An Improved Integrality Gap for the Calinescu-Karloff-Rabani Relaxation for Multiway Cut

TL;DR

This paper presents a new integrality gap instance for the Multiway Cut LP relaxation, achieving a better ratio than previous bounds for multiple terminals, and links this to hardness of approximation results.

Contribution

It constructs an improved integrality gap for the Multiway Cut LP relaxation, surpassing previous bounds and establishing new hardness of approximation results.

Findings

New integrality ratio of 6/(5+1/(k-1)) - ε for k ≥ 3

Improves upon the previous lower bound of 8/(7+1/(k-1)) for k ≥ 4

Establishes Unique Games hardness for approximating Multiway Cut at this ratio

Abstract

We construct an improved integrality gap instance for the Calinescu-Karloff-Rabani LP relaxation of the Multiway Cut problem.

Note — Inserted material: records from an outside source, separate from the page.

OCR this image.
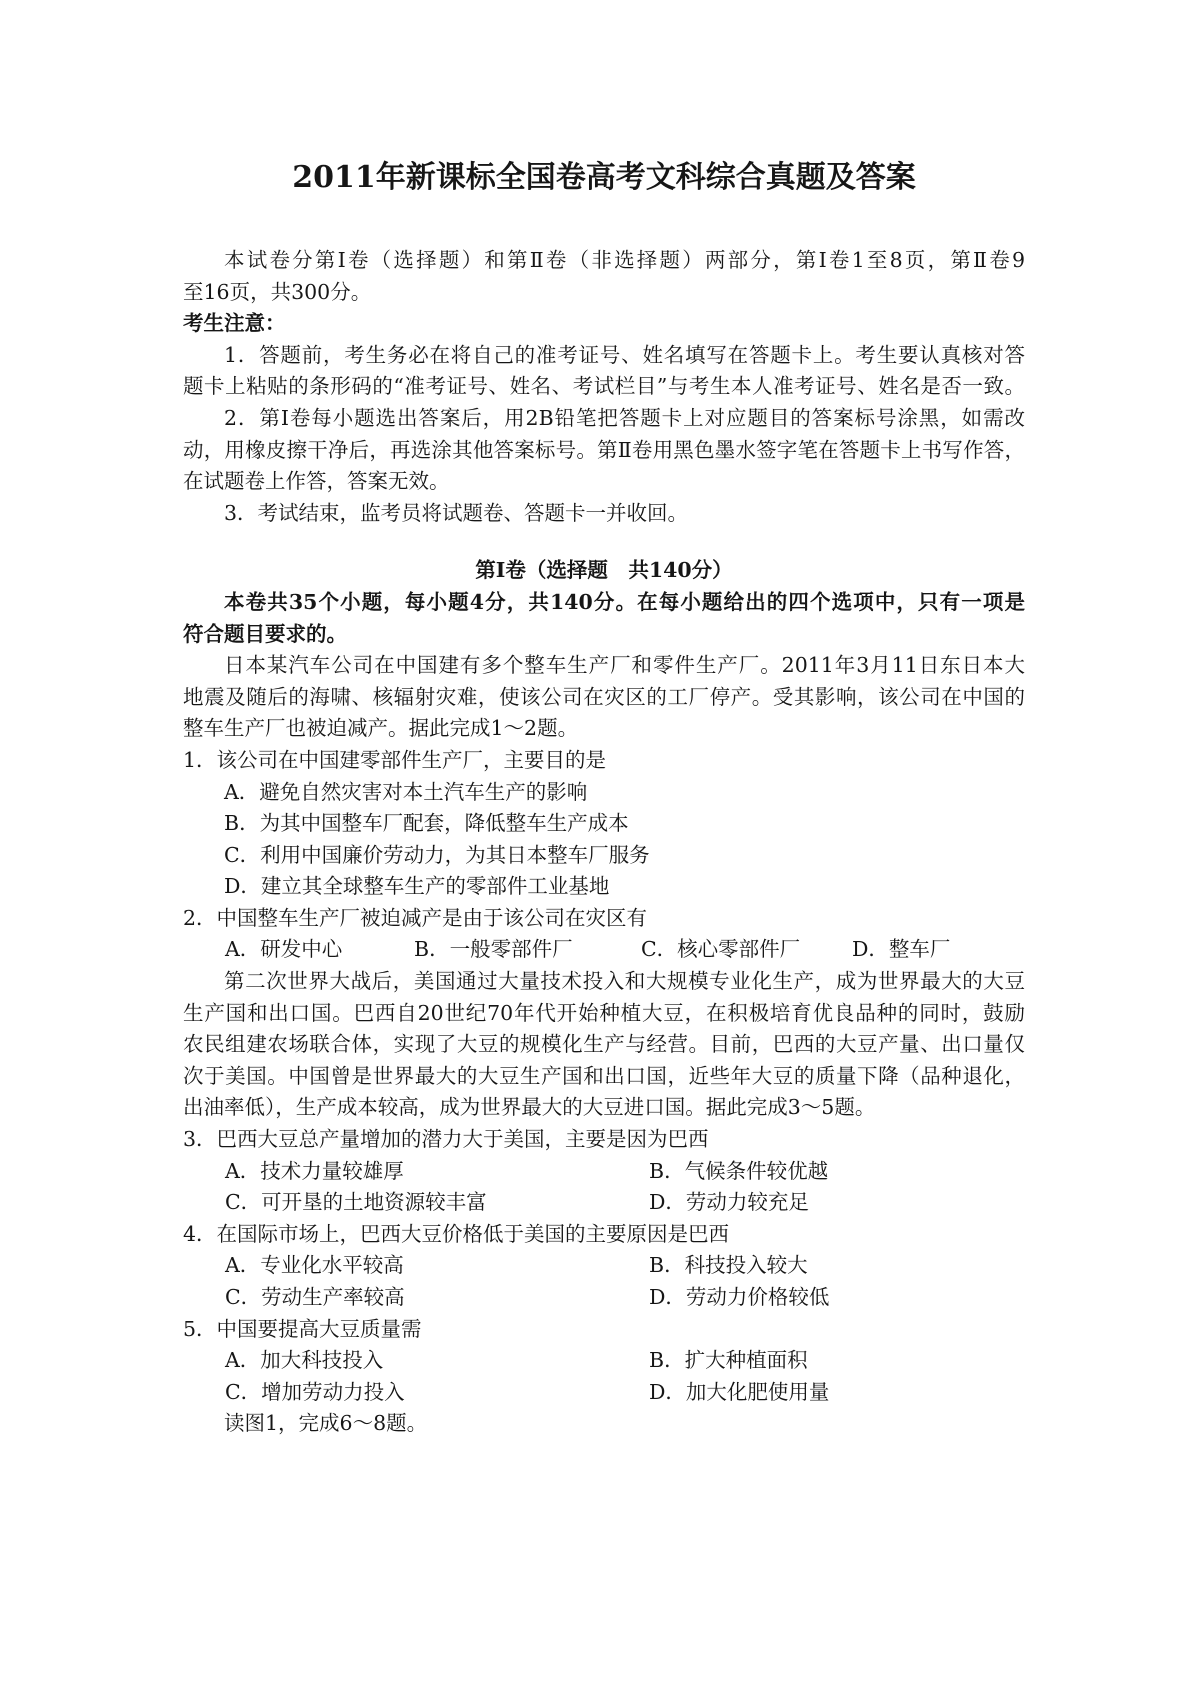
2011年新课标全国卷高考文科综合真题及答案
本试卷分第Ⅰ卷（选择题）和第Ⅱ卷（非选择题）两部分，第Ⅰ卷1至8页，第Ⅱ卷9
至16页，共300分。
考生注意：
1．答题前，考生务必在将自己的准考证号、姓名填写在答题卡上。考生要认真核对答
题卡上粘贴的条形码的“准考证号、姓名、考试栏目”与考生本人准考证号、姓名是否一致。
2．第Ⅰ卷每小题选出答案后，用2B铅笔把答题卡上对应题目的答案标号涂黑，如需改
动，用橡皮擦干净后，再选涂其他答案标号。第Ⅱ卷用黑色墨水签字笔在答题卡上书写作答，
在试题卷上作答，答案无效。
3．考试结束，监考员将试题卷、答题卡一并收回。
第Ⅰ卷（选择题　共140分）
本卷共35个小题，每小题4分，共140分。在每小题给出的四个选项中，只有一项是
符合题目要求的。
日本某汽车公司在中国建有多个整车生产厂和零件生产厂。2011年3月11日东日本大
地震及随后的海啸、核辐射灾难，使该公司在灾区的工厂停产。受其影响，该公司在中国的
整车生产厂也被迫减产。据此完成1～2题。
1．该公司在中国建零部件生产厂，主要目的是
A．避免自然灾害对本土汽车生产的影响
B．为其中国整车厂配套，降低整车生产成本
C．利用中国廉价劳动力，为其日本整车厂服务
D．建立其全球整车生产的零部件工业基地
2．中国整车生产厂被迫减产是由于该公司在灾区有
A．研发中心	B．一般零部件厂	C．核心零部件厂	D．整车厂
第二次世界大战后，美国通过大量技术投入和大规模专业化生产，成为世界最大的大豆
生产国和出口国。巴西自20世纪70年代开始种植大豆，在积极培育优良品种的同时，鼓励
农民组建农场联合体，实现了大豆的规模化生产与经营。目前，巴西的大豆产量、出口量仅
次于美国。中国曾是世界最大的大豆生产国和出口国，近些年大豆的质量下降（品种退化，
出油率低），生产成本较高，成为世界最大的大豆进口国。据此完成3～5题。
3．巴西大豆总产量增加的潜力大于美国，主要是因为巴西
A．技术力量较雄厚	B．气候条件较优越
C．可开垦的土地资源较丰富	D．劳动力较充足
4．在国际市场上，巴西大豆价格低于美国的主要原因是巴西
A．专业化水平较高	B．科技投入较大
C．劳动生产率较高	D．劳动力价格较低
5．中国要提高大豆质量需
A．加大科技投入	B．扩大种植面积
C．增加劳动力投入	D．加大化肥使用量
读图1，完成6～8题。
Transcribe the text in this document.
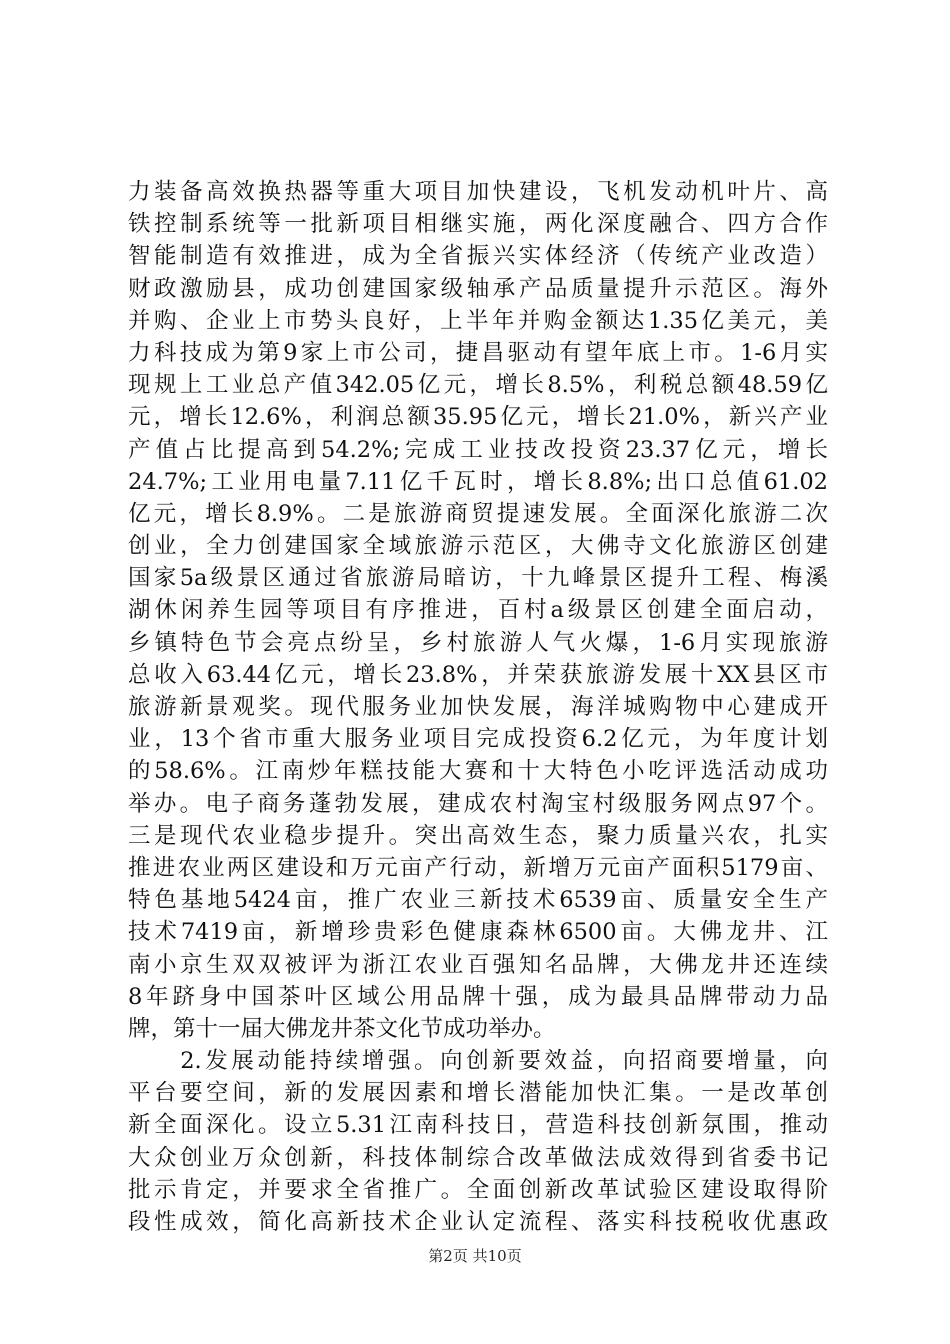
力装备高效换热器等重大项目加快建设，飞机发动机叶片、高
铁控制系统等一批新项目相继实施，两化深度融合、四方合作
智能制造有效推进，成为全省振兴实体经济（传统产业改造）
财政激励县，成功创建国家级轴承产品质量提升示范区。海外
并购、企业上市势头良好，上半年并购金额达1.35亿美元，美
力科技成为第9家上市公司，捷昌驱动有望年底上市。1-6月实
现规上工业总产值342.05亿元，增长8.5%，利税总额48.59亿
元，增长12.6%，利润总额35.95亿元，增长21.0%，新兴产业
产值占比提高到54.2%;完成工业技改投资23.37亿元，增长
24.7%;工业用电量7.11亿千瓦时，增长8.8%;出口总值61.02
亿元，增长8.9%。二是旅游商贸提速发展。全面深化旅游二次
创业，全力创建国家全域旅游示范区，大佛寺文化旅游区创建
国家5a级景区通过省旅游局暗访，十九峰景区提升工程、梅溪
湖休闲养生园等项目有序推进，百村a级景区创建全面启动，
乡镇特色节会亮点纷呈，乡村旅游人气火爆，1-6月实现旅游
总收入63.44亿元，增长23.8%，并荣获旅游发展十XX县区市
旅游新景观奖。现代服务业加快发展，海洋城购物中心建成开
业，13个省市重大服务业项目完成投资6.2亿元，为年度计划
的58.6%。江南炒年糕技能大赛和十大特色小吃评选活动成功
举办。电子商务蓬勃发展，建成农村淘宝村级服务网点97个。
三是现代农业稳步提升。突出高效生态，聚力质量兴农，扎实
推进农业两区建设和万元亩产行动，新增万元亩产面积5179亩、
特色基地5424亩，推广农业三新技术6539亩、质量安全生产
技术7419亩，新增珍贵彩色健康森林6500亩。大佛龙井、江
南小京生双双被评为浙江农业百强知名品牌，大佛龙井还连续
8年跻身中国茶叶区域公用品牌十强，成为最具品牌带动力品
牌，第十一届大佛龙井茶文化节成功举办。
　　2.发展动能持续增强。向创新要效益，向招商要增量，向
平台要空间，新的发展因素和增长潜能加快汇集。一是改革创
新全面深化。设立5.31江南科技日，营造科技创新氛围，推动
大众创业万众创新，科技体制综合改革做法成效得到省委书记
批示肯定，并要求全省推广。全面创新改革试验区建设取得阶
段性成效，简化高新技术企业认定流程、落实科技税收优惠政
第2页 共10页
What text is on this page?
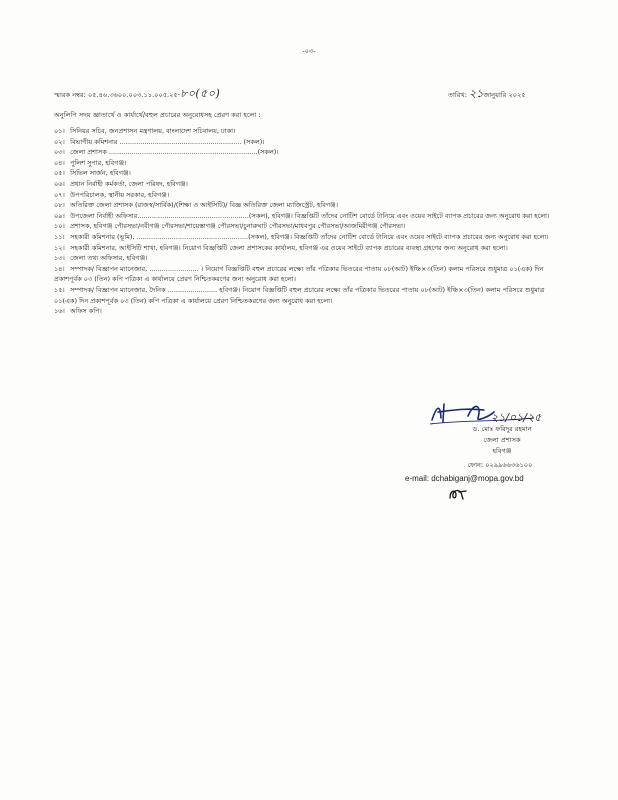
-০৩-
স্মারক নম্বর: ০৫.৪৬.৩৬০০.০০৩.১১.০০৫.২৫-৮০(৫০)	তারিখ: ২১জানুয়ারি ২০২৫
অনুলিপি সদয় জ্ঞাতার্থে ও কার্যার্থে/বহুল প্রচারের অনুরোধসহ প্রেরণ করা হলো :
০১। সিনিয়র সচিব, জনপ্রশাসন মন্ত্রণালয়, বাংলাদেশ সচিবালয়, ঢাকা।
০২। বিভাগীয় কমিশনার ........................................................... (সকল)।
০৩। জেলা প্রশাসক ........................................................................(সকল)।
০৪। পুলিশ সুপার, হবিগঞ্জ।
০৫। সিভিল সার্জন, হবিগঞ্জ।
০৬। প্রধান নির্বাহী কর্মকর্তা, জেলা পরিষদ, হবিগঞ্জ।
০৭। উপপরিচালক, স্থানীয় সরকার, হবিগঞ্জ।
০৮। অতিরিক্ত জেলা প্রশাসক (রাজস্ব/সার্বিক)/(শিক্ষা ও আইসিটি)/ বিজ্ঞ অতিরিক্ত জেলা ম্যাজিস্ট্রেট, হবিগঞ্জ।
০৯। উপজেলা নির্বাহী অফিসার......................................................(সকল), হবিগঞ্জ। বিজ্ঞপ্তিটি তাঁদের নোটিশ বোর্ডে টানিয়ে এবং ওয়েব সাইটে ব্যাপক প্রচারের জন্য অনুরোধ করা হলো।
১০। প্রশাসক, হবিগঞ্জ পৌরসভা/নবীগঞ্জ পৌরসভা/শায়েস্তাগঞ্জ পৌরসভা/চুনারুঘাট পৌরসভা/মাধবপুর পৌরসভা/আজমিরীগঞ্জ পৌরসভা।
১১। সহকারী কমিশনার (ভূমি), ......................................................(সকল), হবিগঞ্জ। বিজ্ঞপ্তিটি তাঁদের নোটিশ বোর্ডে টানিয়ে এবং ওয়েব সাইটে ব্যাপক প্রচারের জন্য অনুরোধ করা হলো।
১২। সহকারী কমিশনার, আইসিটি শাখা, হবিগঞ্জ। নিয়োগ বিজ্ঞপ্তিটি জেলা প্রশাসকের কার্যালয়, হবিগঞ্জ এর ওয়েব সাইটে ব্যাপক প্রচারের ব্যবস্থা গ্রহণের জন্য অনুরোধ করা হলো।
১৩। জেলা তথ্য অফিসার, হবিগঞ্জ।
১৪। সম্পাদক/ বিজ্ঞাপন ম্যানেজার, ........................ । নিয়োগ বিজ্ঞপ্তিটি বহুল প্রচারের লক্ষ্যে তাঁর পত্রিকার ভিতরের পাতায় ০৮(আট) ইঞ্চি×৩(তিন) কলাম পরিসরে শুধুমাত্র ০১(এক) দিন প্রকাশপূর্বক ০৩ (তিন) কপি পত্রিকা এ কার্যালয়ে প্রেরণ নিশ্চিতকরণের জন্য অনুরোধ করা হলো।
১৫। সম্পাদক/ বিজ্ঞাপন ম্যানেজার, দৈনিক ........................ হবিগঞ্জ। নিয়োগ বিজ্ঞপ্তিটি বহুল প্রচারের লক্ষ্যে তাঁর পত্রিকার ভিতরের পাতায় ০৮(আট) ইঞ্চি×৩(তিন) কলাম পরিসরে শুধুমাত্র ০১(এক) দিন প্রকাশপূর্বক ০৩ (তিন) কপি পত্রিকা এ কার্যালয়ে প্রেরণ নিশ্চিতকরণের জন্য অনুরোধ করা হলো।
১৬। অফিস কপি।
২১/০১/২৫
ড. মোঃ ফরিদুর রহমান
জেলা প্রশাসক
হবিগঞ্জ
ফোন: ০২৯৯৬৬৩৬১০০
e-mail: dchabiganj@mopa.gov.bd
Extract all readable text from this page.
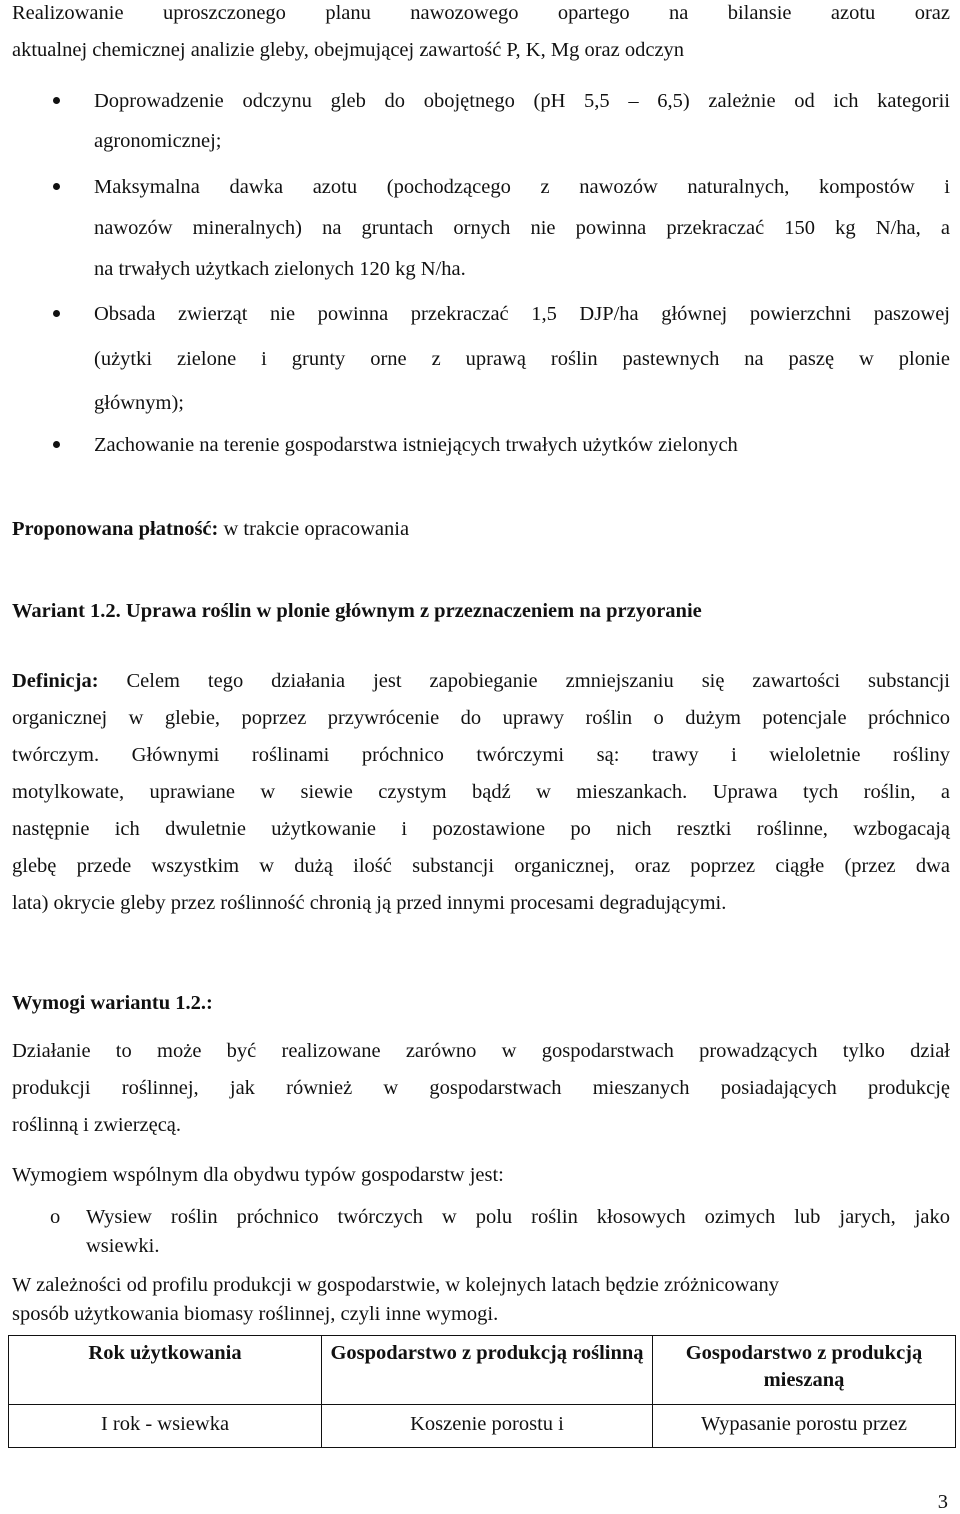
Realizowanie uproszczonego planu nawozowego opartego na bilansie azotu oraz
aktualnej chemicznej analizie gleby, obejmującej zawartość P, K, Mg oraz odczyn
Doprowadzenie odczynu gleb do obojętnego (pH 5,5 – 6,5) zależnie od ich kategorii
agronomicznej;
Maksymalna dawka azotu (pochodzącego z nawozów naturalnych, kompostów i
nawozów mineralnych) na gruntach ornych nie powinna przekraczać 150 kg N/ha, a
na trwałych użytkach zielonych 120 kg N/ha.
Obsada zwierząt nie powinna przekraczać 1,5 DJP/ha głównej powierzchni paszowej
(użytki zielone i grunty orne z uprawą roślin pastewnych na paszę w plonie
głównym);
Zachowanie na terenie gospodarstwa istniejących trwałych użytków zielonych
Proponowana płatność: w trakcie opracowania
Wariant 1.2. Uprawa roślin w plonie głównym z przeznaczeniem na przyoranie
Definicja: Celem tego działania jest zapobieganie zmniejszaniu się zawartości substancji
organicznej w glebie, poprzez przywrócenie do uprawy roślin o dużym potencjale próchnico
twórczym. Głównymi roślinami próchnico twórczymi są: trawy i wieloletnie rośliny
motylkowate, uprawiane w siewie czystym bądź w mieszankach. Uprawa tych roślin, a
następnie ich dwuletnie użytkowanie i pozostawione po nich resztki roślinne, wzbogacają
glebę przede wszystkim w dużą ilość substancji organicznej, oraz poprzez ciągłe (przez dwa
lata) okrycie gleby przez roślinność chronią ją przed innymi procesami degradującymi.
Wymogi wariantu 1.2.:
Działanie to może być realizowane zarówno w gospodarstwach prowadzących tylko dział
produkcji roślinnej, jak również w gospodarstwach mieszanych posiadających produkcję
roślinną i zwierzęcą.
Wymogiem wspólnym dla obydwu typów gospodarstw jest:
o Wysiew roślin próchnico twórczych w polu roślin kłosowych ozimych lub jarych, jako
wsiewki.
W zależności od profilu produkcji w gospodarstwie, w kolejnych latach będzie zróżnicowany
sposób użytkowania biomasy roślinnej, czyli inne wymogi.
Rok użytkowania	Gospodarstwo z produkcją roślinną	Gospodarstwo z produkcją mieszaną
I rok - wsiewka	Koszenie porostu i	Wypasanie porostu przez
3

In particular, for $k \geqslant 3$ terminals, our instance has an integrality ratio of $6 / (5 + \frac{1}{k - 1}) - \varepsilon$, for every constant $\varepsilon > 0$. For every $k \geqslant 4$, our result improves upon a long-standing lower bound of $8 / (7 + \frac{1}{k - 1})$ by Freund and Karloff (2000). Due to Manokaran et al.'s result (2008), our integrality gap also implies Unique Games hardness of approximating Multiway Cut of the same ratio.